US congresswoman Liz Cheney hit back at her critics on Wednesday as the Republican push to remove her from a leadership position took a major step forward.
The daughter of former vice president Dick Cheney holds the Republican Party's third-highest position in the House of Representatives and but faces a backlash from colleagues for speaking out against Donald Trump's role in the January 6 insurrection and his false claims of fraud in the 2020 election.
Ms Cheney said such claims were poisoning American democracy, and in an opinion piece on Wednesday, she said Republicans must now ask themselves whether they will "join Trump’s crusade to delegitimise and undo the legal outcome of the 2020 election, with all the consequences that might have".
"While embracing or ignoring Trump's statements might seem attractive to some for fund-raising and political purposes, that approach will do profound long-term damage to our party and our country," she wrote in the Washington Post.
Ms Cheney called for Republican support of the ongoing criminal investigations by the Justice Department into the deadly January 6 riots at the US Capitol. She urged members of her party to “support a parallel bipartisan review by a commission with subpoena power to seek and find facts” about what took place that day. Mr Trump was impeached for his role in inciting those riots.
Mr Trump earlier on Wednesday called Ms Cheney a "warmongering fool who has no business in Republican Party leadership".
Minority whip Steve Scalise, the No 2 House Republican, meanwhile endorsed a vote that could mean Elise Stefanik replaces Ms Cheney as soon as next week.
That came a day after House minority leader Kevin McCarthy said Ms Cheney's repeated criticism of Mr Trump's falsehoods were distracting Republican messaging.

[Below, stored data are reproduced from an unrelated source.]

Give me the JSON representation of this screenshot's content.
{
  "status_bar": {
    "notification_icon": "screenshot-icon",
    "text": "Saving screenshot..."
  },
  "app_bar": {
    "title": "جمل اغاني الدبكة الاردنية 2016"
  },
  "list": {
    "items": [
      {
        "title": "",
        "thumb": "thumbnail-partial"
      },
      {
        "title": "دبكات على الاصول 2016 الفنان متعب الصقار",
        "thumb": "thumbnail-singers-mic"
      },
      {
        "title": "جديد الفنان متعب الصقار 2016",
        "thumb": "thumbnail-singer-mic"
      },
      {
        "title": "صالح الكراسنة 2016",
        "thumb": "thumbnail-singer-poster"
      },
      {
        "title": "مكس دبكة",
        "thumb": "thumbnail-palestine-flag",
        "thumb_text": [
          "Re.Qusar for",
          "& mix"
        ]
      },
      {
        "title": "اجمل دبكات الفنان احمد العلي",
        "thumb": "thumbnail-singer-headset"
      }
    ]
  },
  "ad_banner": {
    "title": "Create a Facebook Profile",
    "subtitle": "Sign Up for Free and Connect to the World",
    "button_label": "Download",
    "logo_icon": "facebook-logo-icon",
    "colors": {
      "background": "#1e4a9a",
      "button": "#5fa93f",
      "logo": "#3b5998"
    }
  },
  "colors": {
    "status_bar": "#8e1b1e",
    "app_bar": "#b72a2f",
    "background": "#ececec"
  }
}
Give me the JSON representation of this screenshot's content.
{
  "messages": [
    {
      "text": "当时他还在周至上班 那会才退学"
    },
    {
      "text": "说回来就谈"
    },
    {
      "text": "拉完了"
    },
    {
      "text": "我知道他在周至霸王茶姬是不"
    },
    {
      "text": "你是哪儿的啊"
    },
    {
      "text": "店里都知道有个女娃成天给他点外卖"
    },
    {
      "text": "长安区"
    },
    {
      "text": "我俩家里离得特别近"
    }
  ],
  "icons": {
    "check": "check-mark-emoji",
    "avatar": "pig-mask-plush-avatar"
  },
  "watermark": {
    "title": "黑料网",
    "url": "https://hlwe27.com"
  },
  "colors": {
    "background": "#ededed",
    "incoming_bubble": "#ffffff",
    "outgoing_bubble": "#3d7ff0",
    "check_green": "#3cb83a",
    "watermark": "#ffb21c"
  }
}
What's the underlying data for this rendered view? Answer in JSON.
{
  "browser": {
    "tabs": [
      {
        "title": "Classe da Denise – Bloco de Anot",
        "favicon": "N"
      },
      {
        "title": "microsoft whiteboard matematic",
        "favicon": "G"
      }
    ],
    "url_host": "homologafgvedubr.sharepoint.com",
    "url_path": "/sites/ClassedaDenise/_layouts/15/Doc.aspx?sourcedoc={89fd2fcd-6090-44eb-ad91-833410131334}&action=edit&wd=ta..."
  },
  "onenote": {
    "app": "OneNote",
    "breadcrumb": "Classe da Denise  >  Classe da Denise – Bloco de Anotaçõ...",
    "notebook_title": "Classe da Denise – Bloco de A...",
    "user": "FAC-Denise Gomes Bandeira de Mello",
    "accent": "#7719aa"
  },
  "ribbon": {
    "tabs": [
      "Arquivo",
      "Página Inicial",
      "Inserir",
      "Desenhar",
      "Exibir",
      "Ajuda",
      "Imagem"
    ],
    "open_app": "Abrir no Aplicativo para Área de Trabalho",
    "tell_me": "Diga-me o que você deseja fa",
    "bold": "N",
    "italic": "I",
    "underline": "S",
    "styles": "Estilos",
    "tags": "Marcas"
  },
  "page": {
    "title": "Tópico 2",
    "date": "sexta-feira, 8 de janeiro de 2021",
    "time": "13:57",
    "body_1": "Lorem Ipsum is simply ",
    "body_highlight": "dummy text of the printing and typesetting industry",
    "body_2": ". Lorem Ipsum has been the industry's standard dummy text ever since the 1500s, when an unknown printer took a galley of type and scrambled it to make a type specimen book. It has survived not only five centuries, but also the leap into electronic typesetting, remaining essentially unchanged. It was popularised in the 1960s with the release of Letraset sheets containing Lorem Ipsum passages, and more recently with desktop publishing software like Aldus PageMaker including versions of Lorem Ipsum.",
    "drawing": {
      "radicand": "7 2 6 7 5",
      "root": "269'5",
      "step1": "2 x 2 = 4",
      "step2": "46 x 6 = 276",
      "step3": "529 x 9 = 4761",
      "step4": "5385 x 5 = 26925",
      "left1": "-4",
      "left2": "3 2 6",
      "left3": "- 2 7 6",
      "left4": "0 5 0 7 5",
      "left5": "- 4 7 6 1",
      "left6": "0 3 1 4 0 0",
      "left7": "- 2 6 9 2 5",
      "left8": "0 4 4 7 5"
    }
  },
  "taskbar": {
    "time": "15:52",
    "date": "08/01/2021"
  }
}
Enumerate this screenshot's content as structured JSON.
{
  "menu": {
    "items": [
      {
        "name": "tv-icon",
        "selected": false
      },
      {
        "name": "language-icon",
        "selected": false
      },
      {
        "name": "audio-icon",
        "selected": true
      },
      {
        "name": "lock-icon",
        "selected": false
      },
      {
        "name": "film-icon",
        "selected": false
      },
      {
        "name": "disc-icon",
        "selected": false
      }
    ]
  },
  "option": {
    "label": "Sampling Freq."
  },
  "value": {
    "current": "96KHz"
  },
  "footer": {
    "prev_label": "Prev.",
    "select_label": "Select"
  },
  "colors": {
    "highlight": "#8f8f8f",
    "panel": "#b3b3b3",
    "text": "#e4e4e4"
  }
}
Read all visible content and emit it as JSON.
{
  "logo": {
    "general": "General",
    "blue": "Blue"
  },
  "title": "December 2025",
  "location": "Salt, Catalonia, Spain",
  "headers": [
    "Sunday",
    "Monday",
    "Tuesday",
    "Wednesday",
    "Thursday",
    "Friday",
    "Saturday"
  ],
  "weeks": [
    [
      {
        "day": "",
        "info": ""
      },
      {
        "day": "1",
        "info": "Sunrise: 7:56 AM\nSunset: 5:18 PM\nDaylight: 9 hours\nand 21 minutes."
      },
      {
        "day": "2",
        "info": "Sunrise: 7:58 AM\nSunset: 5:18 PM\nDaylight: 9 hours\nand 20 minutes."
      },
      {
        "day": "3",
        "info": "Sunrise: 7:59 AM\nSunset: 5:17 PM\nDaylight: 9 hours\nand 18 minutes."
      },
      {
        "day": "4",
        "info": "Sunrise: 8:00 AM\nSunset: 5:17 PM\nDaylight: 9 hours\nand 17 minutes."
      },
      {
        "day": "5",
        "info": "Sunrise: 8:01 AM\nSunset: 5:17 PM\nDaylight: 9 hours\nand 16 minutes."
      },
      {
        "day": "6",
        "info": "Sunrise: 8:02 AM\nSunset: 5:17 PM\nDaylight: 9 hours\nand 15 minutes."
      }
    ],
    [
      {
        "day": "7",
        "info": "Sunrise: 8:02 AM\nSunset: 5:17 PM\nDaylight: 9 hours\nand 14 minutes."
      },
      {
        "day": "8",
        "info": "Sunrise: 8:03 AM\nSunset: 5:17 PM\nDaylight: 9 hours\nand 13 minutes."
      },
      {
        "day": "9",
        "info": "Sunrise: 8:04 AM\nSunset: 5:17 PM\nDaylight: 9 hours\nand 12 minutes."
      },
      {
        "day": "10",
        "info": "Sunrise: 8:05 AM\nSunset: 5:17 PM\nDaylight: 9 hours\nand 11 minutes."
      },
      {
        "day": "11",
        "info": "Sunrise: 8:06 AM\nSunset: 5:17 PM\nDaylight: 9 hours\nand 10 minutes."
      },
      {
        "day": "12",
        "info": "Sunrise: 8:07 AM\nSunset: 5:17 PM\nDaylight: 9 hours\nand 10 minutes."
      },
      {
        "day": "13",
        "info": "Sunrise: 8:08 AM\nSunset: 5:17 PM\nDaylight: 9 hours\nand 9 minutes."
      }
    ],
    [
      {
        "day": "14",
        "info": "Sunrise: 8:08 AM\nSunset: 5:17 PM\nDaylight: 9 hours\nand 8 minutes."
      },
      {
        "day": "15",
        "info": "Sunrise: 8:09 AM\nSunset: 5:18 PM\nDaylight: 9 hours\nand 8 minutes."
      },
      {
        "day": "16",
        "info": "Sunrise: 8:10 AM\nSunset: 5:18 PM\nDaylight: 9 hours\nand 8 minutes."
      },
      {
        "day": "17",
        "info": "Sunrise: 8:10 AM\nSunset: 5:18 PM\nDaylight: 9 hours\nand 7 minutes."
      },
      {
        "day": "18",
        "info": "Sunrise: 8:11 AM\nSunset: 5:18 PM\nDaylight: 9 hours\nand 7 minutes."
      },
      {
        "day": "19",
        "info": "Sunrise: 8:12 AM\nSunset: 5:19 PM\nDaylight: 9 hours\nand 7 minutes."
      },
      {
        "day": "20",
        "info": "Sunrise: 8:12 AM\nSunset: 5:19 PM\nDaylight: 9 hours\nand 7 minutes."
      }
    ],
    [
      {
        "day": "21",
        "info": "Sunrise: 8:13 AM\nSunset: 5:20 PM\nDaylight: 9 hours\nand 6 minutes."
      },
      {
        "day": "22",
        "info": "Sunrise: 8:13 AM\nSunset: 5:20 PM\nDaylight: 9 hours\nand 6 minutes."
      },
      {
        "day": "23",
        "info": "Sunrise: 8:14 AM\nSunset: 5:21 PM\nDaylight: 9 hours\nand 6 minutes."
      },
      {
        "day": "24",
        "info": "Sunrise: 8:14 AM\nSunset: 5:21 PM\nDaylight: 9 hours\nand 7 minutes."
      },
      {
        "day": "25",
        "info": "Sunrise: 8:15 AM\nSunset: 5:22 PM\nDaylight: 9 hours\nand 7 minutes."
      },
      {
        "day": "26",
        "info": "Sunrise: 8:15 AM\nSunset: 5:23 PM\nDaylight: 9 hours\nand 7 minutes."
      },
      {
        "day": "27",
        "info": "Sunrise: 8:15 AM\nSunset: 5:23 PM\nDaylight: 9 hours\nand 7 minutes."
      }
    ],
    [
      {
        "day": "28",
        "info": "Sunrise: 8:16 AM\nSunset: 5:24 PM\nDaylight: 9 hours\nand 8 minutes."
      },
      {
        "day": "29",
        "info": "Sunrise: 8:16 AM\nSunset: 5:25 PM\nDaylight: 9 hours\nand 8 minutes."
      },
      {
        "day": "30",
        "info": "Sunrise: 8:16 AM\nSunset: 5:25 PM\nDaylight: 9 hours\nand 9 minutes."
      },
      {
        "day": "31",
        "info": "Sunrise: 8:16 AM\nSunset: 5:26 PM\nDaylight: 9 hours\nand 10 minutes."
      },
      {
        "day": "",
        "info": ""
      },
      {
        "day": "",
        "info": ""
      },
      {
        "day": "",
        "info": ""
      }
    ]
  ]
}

Republican infighting led to two camps hammering it out on news networks and in newspaper op-eds, with those backing Ms Cheney saying she could lose her leadership role simply for repeating the truth about the November 3 election.
A seemingly bemused President Joe Biden said "I don't understand the Republicans", as he left a Washington restaurant to collect Mexican food for the Cinco de Mayo celebrations.
He later told reporters at the White House that the Republicans faced a "mini-revolution" over their party's identity.
"Republicans are farther away from trying to figure out who they are and what they stand for than I thought they would be at this point," Mr Biden said.
Mr Scalise said that he backed Ms Cheney's removal because "House Republicans need to be solely focused on taking back the House in 2022 and fighting against Speaker [Nancy] Pelosi and President Biden's radical socialist agenda".
He joined Mr McCarthy in backing Ms Stefanik of New York, an ally of Mr Trump.
The vote could come as early as May 12, CNN reported, but it may only deepen the Republican Party rift.
Several high-ranking Republican senators, including Mitt Romney and Susan Collins, defended Ms Cheney's right to express her views.
In her op-ed, Ms Cheney said: "Trump is seeking to unravel critical elements of our constitutional structure that make democracy work – confidence in the result of elections and the rule of law. No other American president has ever done this."
Despite policy disagreements, Ms Cheney has a cordial relationship with Mr Trump's successor.
After expressing his confusion at the Republican battle over Ms Cheney's future, Mr Biden told reporters what else he had on his plate.
"Tacos and some enchiladas," he said when asked what he had ordered from the immigrant-owned Las Gemelas restaurant.
The Washingtonian reported Mr Biden ordered four tacos: pork al pastor, beef barbacoa, lengua (tongue) and carnitas. He also brought back to the White House a homemade green chorizo and a mushroom quesadilla.